Cet article évoque plusieurs points essentiels, notamment celui sur les garanties suffisantes, mais aussi la protection des droits des personnes concernées.

Il existe également la qualification, importante, de co-traitance : lorsque deux personnes, entités, services, ou autre, déterminent conjointement les finalités et les moyens d’un traitement de données personnelles, elles ont la qualité de « responsables conjoints » de ce traitement, au sens de l’article 26 du RGPD. Ce concept doit également être encadré contractuellement.

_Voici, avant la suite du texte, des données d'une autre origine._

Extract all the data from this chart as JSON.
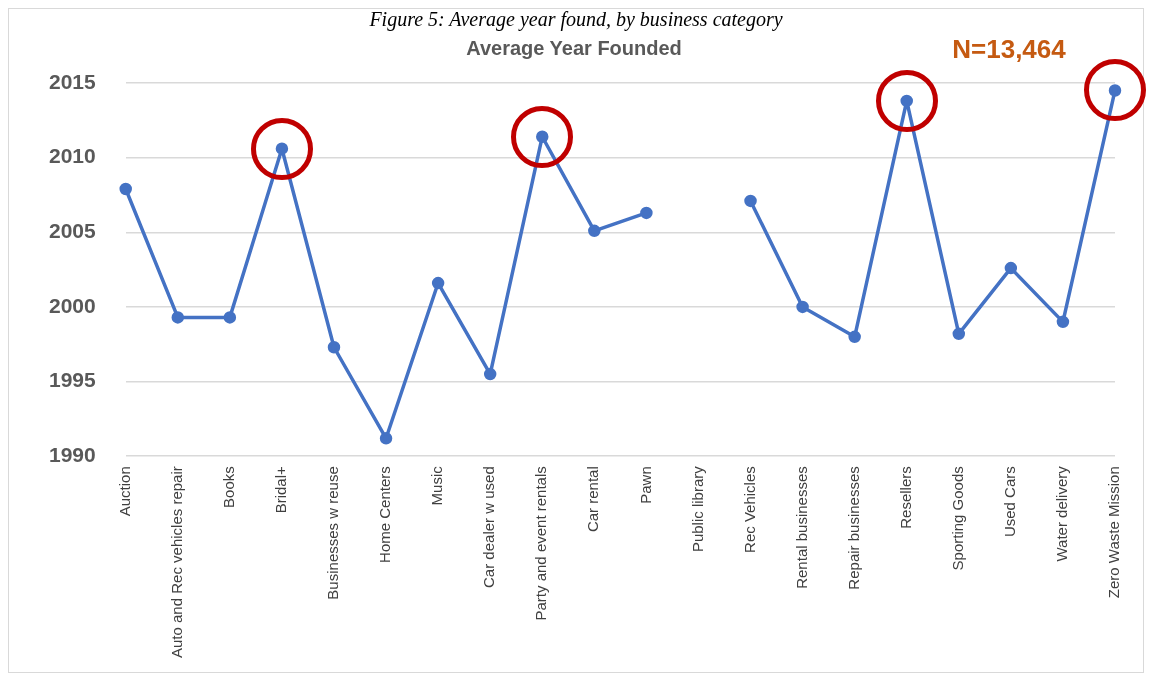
{
  "chart_data": {
    "type": "line",
    "title": "Average Year Founded",
    "annotations": [
      "Figure 5: Average year found, by business category",
      "N=13,464"
    ],
    "categories": [
      "Auction",
      "Auto and Rec vehicles repair",
      "Books",
      "Bridal+",
      "Businesses w reuse",
      "Home Centers",
      "Music",
      "Car dealer w used",
      "Party and event rentals",
      "Car rental",
      "Pawn",
      "Public library",
      "Rec Vehicles",
      "Rental businesses",
      "Repair businesses",
      "Resellers",
      "Sporting Goods",
      "Used Cars",
      "Water delivery",
      "Zero Waste Mission"
    ],
    "series": [
      {
        "color": "#4472c4",
        "values": [
          2007.9,
          1999.3,
          1999.3,
          2010.6,
          1997.3,
          1991.2,
          2001.6,
          1995.5,
          2011.4,
          2005.1,
          2006.3,
          null,
          2007.1,
          2000.0,
          1998.0,
          2013.8,
          1998.2,
          2002.6,
          1999.0,
          2014.5
        ]
      }
    ],
    "ylim": [
      1990,
      2015
    ],
    "yticks": [
      1990,
      1995,
      2000,
      2005,
      2010,
      2015
    ],
    "grid": "y",
    "legend": false,
    "marker": "circle",
    "line_style": "solid"
  }
}
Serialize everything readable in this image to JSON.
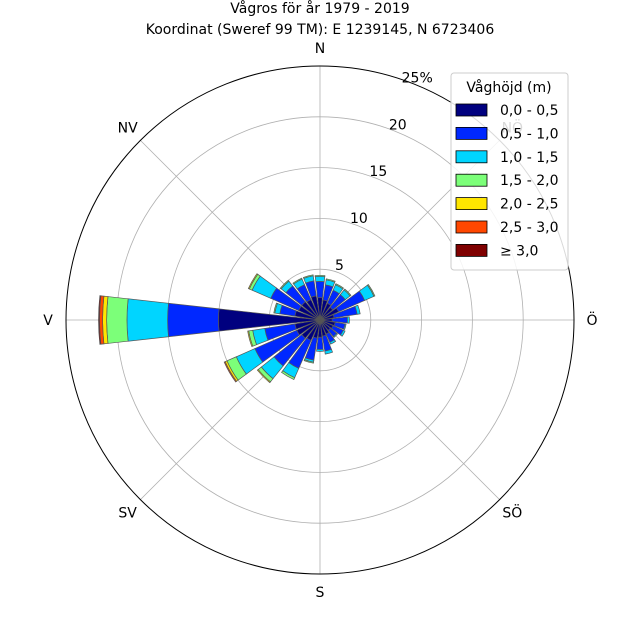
{
  "chart_data": {
    "type": "bar",
    "subtype": "wind-rose",
    "title": "Vågros för år 1979 - 2019",
    "subtitle": "Koordinat (Sweref 99 TM): E 1239145, N 6723406",
    "directions": [
      "N",
      "NV",
      "V",
      "SV",
      "S",
      "SÖ",
      "Ö",
      "NÖ"
    ],
    "radial_ticks": [
      "5",
      "10",
      "15",
      "20",
      "25%"
    ],
    "radial_max": 25,
    "legend": {
      "title": "Våghöjd (m)",
      "placement": "top-right"
    },
    "bins": [
      {
        "label": "0,0 - 0,5",
        "color": "#00007f"
      },
      {
        "label": "0,5 - 1,0",
        "color": "#0028ff"
      },
      {
        "label": "1,0 - 1,5",
        "color": "#00d5ff"
      },
      {
        "label": "1,5 - 2,0",
        "color": "#7cff79"
      },
      {
        "label": "2,0 - 2,5",
        "color": "#ffe600"
      },
      {
        "label": "2,5 - 3,0",
        "color": "#ff4700"
      },
      {
        "label": "≥ 3,0",
        "color": "#7f0000"
      }
    ],
    "sectors": [
      {
        "bearing": 0,
        "values": [
          2.2,
          1.6,
          0.5,
          0.1,
          0,
          0,
          0
        ]
      },
      {
        "bearing": 15,
        "values": [
          2.0,
          1.5,
          0.5,
          0.1,
          0,
          0,
          0
        ]
      },
      {
        "bearing": 30,
        "values": [
          1.8,
          1.4,
          0.6,
          0.1,
          0,
          0,
          0
        ]
      },
      {
        "bearing": 45,
        "values": [
          1.6,
          1.6,
          0.6,
          0.1,
          0,
          0,
          0
        ]
      },
      {
        "bearing": 60,
        "values": [
          2.0,
          2.8,
          1.0,
          0.1,
          0,
          0,
          0
        ]
      },
      {
        "bearing": 75,
        "values": [
          1.4,
          2.3,
          0.3,
          0,
          0,
          0,
          0
        ]
      },
      {
        "bearing": 90,
        "values": [
          1.2,
          1.5,
          0.2,
          0,
          0,
          0,
          0
        ]
      },
      {
        "bearing": 105,
        "values": [
          1.5,
          1.0,
          0.1,
          0,
          0,
          0,
          0
        ]
      },
      {
        "bearing": 120,
        "values": [
          1.4,
          1.1,
          0.2,
          0,
          0,
          0,
          0
        ]
      },
      {
        "bearing": 135,
        "values": [
          1.3,
          0.8,
          0.1,
          0,
          0,
          0,
          0
        ]
      },
      {
        "bearing": 150,
        "values": [
          1.5,
          0.9,
          0.2,
          0,
          0,
          0,
          0
        ]
      },
      {
        "bearing": 165,
        "values": [
          1.6,
          1.5,
          0.3,
          0,
          0,
          0,
          0
        ]
      },
      {
        "bearing": 180,
        "values": [
          1.7,
          1.2,
          0.2,
          0,
          0,
          0,
          0
        ]
      },
      {
        "bearing": 195,
        "values": [
          1.8,
          2.2,
          0.2,
          0.1,
          0,
          0,
          0
        ]
      },
      {
        "bearing": 210,
        "values": [
          2.2,
          3.0,
          1.0,
          0.2,
          0,
          0,
          0
        ]
      },
      {
        "bearing": 225,
        "values": [
          2.3,
          3.5,
          1.6,
          0.4,
          0.1,
          0,
          0
        ]
      },
      {
        "bearing": 240,
        "values": [
          2.5,
          4.5,
          2.0,
          1.0,
          0.2,
          0.1,
          0
        ]
      },
      {
        "bearing": 255,
        "values": [
          2.5,
          3.0,
          1.2,
          0.4,
          0.1,
          0,
          0
        ]
      },
      {
        "bearing": 270,
        "values": [
          10.0,
          5.0,
          4.0,
          2.0,
          0.4,
          0.3,
          0.1
        ]
      },
      {
        "bearing": 285,
        "values": [
          2.5,
          1.5,
          0.5,
          0.1,
          0,
          0,
          0
        ]
      },
      {
        "bearing": 300,
        "values": [
          2.3,
          3.0,
          2.0,
          0.3,
          0.1,
          0,
          0
        ]
      },
      {
        "bearing": 315,
        "values": [
          2.3,
          2.0,
          0.6,
          0.1,
          0,
          0,
          0
        ]
      },
      {
        "bearing": 330,
        "values": [
          2.2,
          1.6,
          0.6,
          0.1,
          0,
          0,
          0
        ]
      },
      {
        "bearing": 345,
        "values": [
          2.4,
          1.5,
          0.5,
          0.1,
          0,
          0,
          0
        ]
      }
    ],
    "sector_width_deg": 15,
    "grid": true
  }
}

En effet, les obligations de chacun peuvent varier.

Chacun des acteurs devant définir sa qualité dans le cadre d’un traitement de données personnelles concerné, les clauses RGPD deviennent de plus en plus étayées avec des conséquences variables.

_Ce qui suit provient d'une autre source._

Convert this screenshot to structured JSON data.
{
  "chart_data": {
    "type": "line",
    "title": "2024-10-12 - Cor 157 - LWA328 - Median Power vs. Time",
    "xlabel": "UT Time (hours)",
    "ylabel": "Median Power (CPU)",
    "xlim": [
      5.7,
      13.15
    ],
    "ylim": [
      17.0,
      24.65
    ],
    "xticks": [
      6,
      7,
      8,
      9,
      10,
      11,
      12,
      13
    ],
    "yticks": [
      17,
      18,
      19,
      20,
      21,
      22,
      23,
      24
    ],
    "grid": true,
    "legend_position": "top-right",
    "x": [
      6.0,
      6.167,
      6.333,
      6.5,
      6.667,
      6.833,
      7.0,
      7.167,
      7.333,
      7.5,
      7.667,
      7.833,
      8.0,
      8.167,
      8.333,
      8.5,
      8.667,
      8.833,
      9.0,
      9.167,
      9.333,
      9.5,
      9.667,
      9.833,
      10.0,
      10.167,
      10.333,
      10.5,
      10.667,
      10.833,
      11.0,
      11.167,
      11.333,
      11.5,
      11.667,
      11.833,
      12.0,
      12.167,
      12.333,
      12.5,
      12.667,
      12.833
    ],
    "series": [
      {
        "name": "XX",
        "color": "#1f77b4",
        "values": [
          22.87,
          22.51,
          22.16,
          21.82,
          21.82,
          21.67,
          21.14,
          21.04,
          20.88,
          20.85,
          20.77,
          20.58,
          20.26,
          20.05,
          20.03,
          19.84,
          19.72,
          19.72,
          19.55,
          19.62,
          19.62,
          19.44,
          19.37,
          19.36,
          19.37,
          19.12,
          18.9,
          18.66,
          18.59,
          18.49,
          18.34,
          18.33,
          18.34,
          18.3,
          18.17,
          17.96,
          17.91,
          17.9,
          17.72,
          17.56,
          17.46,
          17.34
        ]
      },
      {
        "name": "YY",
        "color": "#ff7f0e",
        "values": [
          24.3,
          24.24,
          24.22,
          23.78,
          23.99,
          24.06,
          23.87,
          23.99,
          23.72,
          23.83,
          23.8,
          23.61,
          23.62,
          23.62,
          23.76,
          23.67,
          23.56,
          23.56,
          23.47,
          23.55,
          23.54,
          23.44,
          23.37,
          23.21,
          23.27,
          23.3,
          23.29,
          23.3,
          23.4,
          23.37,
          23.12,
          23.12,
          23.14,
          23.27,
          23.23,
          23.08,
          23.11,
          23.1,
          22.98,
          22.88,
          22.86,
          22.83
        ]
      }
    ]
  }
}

Les clauses contractuelles RGPD, un encadrement obligatoire des relations entre sous-traitant RGPD et donneur d’ordre

Ces clauses sont importantes, car elles permettent notamment de cadrer la relation entre les acteurs et plus particulièrement les questions de responsabilités.

Il faut savoir que ces clauses doivent contenir à minima, et sous format écrit, selon l’article 28 du RGPD, l’organisation de la collaboration pour l’exercice du droit des personnes et les différentes clauses de sécurité de l’article 29. La procédure lors d’une notification pour une violation de données doit également être encadrée. Enfin, les clauses de transfert de données et les clauses d’audits doivent apparaître.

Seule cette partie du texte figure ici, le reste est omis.